Acenei com a cabeça e segui. Minha casa não ficava tão longe da escola. Mas, não dava para ir a pé. Tinha que pegar o metrô e depois terminar o trajeto a pé. Uma escola nas montanhas. Parecia que não chegava nunca. Tá certo que a paisagem era bonita, mas não mudava o fato de ser cansativo. Olhei o mapinha que meu pai me deu e continuei andando de cabeça baixa. Minha mente divagava enquanto eu pensava nas inúmeras possibilidades que poderiam acontecer naquela nova escola. Parei em frente a uma escadaria gigante. Soltei os ombros pesadamente, bufando e suada. Eu estava odiando cada momento daquela escola que eu ainda nem conhecia.
Comecei a subir morrendo de preguiça, degrau por degrau, parava, olhava para cima, mãos na cintura e continuava. Até que percebi que algo passou por mim pulando de dois em dois degraus. Pernas longas, mãos nos bolsos. Ele se virou para mim e deu um sorriso debochado.
— Nessa toada só vai chegar lá em cima amanhã.
Eu olhei para ele, ergui uma sobrancelha e não respondi. Não havia necessidade de responder. Continuei subindo.
— Você é nova aqui né?
Silêncio. Eu continuei em silêncio. Eu sei, eu poderia conversar, mas eu não tava afim. Ele desceu dois degraus e ficou diante de mim, ele era alto. Muito alto para a falar a verdade. Ergui o olhar para ele desconfiada e franzi a sobrancelha.
— Você é muda? Não abre a boca para nada.
Eu o ignorei e continuei subindo. Passei por ele naquela escada pensando somente em chegar no topo. Não tinha tempo para bobagens.
— Não vai falar comigo não?
— Não...
— Há! Você fala! Eu sabia!
— Eu falo, só não estou afim. — Curta e grossa.
— Hoje é segunda- feira e já tá brava? — Ele tinha um timbre de voz entre o debochado e o arrogante.
— Eu não tô brava.
— Então, porque não fala comigo?
— Já disse que não to afim de conversar.
— Eu não lembro de você. Mudou para cá recentemente ou é um dos veteranos? As aulas começaram há duas semanas.
— ...
— Olha, eu to tentando ser legal com você! Você cresceu onde? Num estábulo? — Ele perdeu a paciência. E eu nem posso culpá- lo. Eu era muito irritante quando queria.

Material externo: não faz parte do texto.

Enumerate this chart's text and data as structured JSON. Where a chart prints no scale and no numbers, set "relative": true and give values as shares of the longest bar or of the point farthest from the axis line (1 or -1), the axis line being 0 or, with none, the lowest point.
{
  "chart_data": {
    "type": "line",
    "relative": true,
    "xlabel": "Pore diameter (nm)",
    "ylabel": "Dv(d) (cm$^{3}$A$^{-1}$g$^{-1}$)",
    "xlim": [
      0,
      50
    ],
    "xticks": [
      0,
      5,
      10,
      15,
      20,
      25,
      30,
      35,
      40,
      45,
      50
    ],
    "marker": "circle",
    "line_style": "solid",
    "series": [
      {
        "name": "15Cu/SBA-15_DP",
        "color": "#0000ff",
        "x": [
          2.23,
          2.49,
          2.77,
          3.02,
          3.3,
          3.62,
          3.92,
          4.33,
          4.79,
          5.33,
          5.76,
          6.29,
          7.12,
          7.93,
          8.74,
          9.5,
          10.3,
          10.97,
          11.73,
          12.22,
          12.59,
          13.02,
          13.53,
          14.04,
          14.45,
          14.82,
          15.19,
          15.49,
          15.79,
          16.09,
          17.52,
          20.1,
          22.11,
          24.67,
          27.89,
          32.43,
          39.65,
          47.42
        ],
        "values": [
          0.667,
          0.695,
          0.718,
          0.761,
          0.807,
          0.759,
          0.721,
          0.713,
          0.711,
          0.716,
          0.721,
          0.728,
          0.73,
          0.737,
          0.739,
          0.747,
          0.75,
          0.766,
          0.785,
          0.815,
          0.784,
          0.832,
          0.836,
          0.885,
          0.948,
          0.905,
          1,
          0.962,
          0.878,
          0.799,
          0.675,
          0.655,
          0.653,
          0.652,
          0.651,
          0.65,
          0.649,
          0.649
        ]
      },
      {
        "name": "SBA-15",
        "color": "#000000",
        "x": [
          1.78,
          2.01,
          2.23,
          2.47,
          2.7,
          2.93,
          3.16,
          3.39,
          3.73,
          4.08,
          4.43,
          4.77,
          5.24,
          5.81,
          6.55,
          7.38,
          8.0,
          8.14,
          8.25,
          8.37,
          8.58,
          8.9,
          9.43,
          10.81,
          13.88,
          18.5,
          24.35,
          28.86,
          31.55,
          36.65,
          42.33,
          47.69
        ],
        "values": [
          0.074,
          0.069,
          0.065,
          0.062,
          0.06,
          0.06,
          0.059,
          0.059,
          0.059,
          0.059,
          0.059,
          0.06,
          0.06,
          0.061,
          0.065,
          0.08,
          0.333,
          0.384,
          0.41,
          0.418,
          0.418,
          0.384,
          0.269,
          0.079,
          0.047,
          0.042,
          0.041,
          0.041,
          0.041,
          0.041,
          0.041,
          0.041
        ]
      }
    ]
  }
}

— Cara, eu não estou a fim de conversar, tá? Eu andei pra caralho e ainda tenho que subir essa escada gigante!
— Ainda por cima é boca suja! Tem que lavar essa sua boca com sabão! — O jeito dele falar me deixava muito brava.
— Eu boca suja? Você que me irrita! Nunca ouviu falar em espaço pessoal? Quando alguém diz que não quer conversar, ela NÃO quer conversar!
— Eu te ofendi só por querer conversar?
— Não, me ofende porque não respeita o espaço dos outros!
— Fica com seu espaço então astronauta!
— Fico sim!
— Ótimo!
— Ótimo!
A discussão terminou e deixei ele subir a escada na minha frente e sumir de vista. Ele se achava o maioral. Aquele ridículo. Eu parei de pensar naquele idiota e continuei. Um dos funcionários me mostrou onde era minha sala. O professor já me aguardava.
— Seja bem vinda, Yosano, eu vou te encaminhar até sua sala.
— Obrigada.
— As aulas de manhã são normais. As da tarde são focadas somente no Jujutsu. Espero que esteja preparada.
— Sim senhor.
— Aguarde aqui, vou anunciar você aos alunos, são poucos, mas você se acostuma.
— Ok.
Ele entrou, ouvi ele dizer aos alunos que teriam uma colega nova e depois pediu para eu entrar. Eu abri a porta devagar e adentrei a sala de cabeça baixa.
— Olha só, é a boca suja.
— Satoru! Mais respeito com a sua colega!
E foi ali que eu conheci o cara mais irritante, convencido e arrogante do planeta.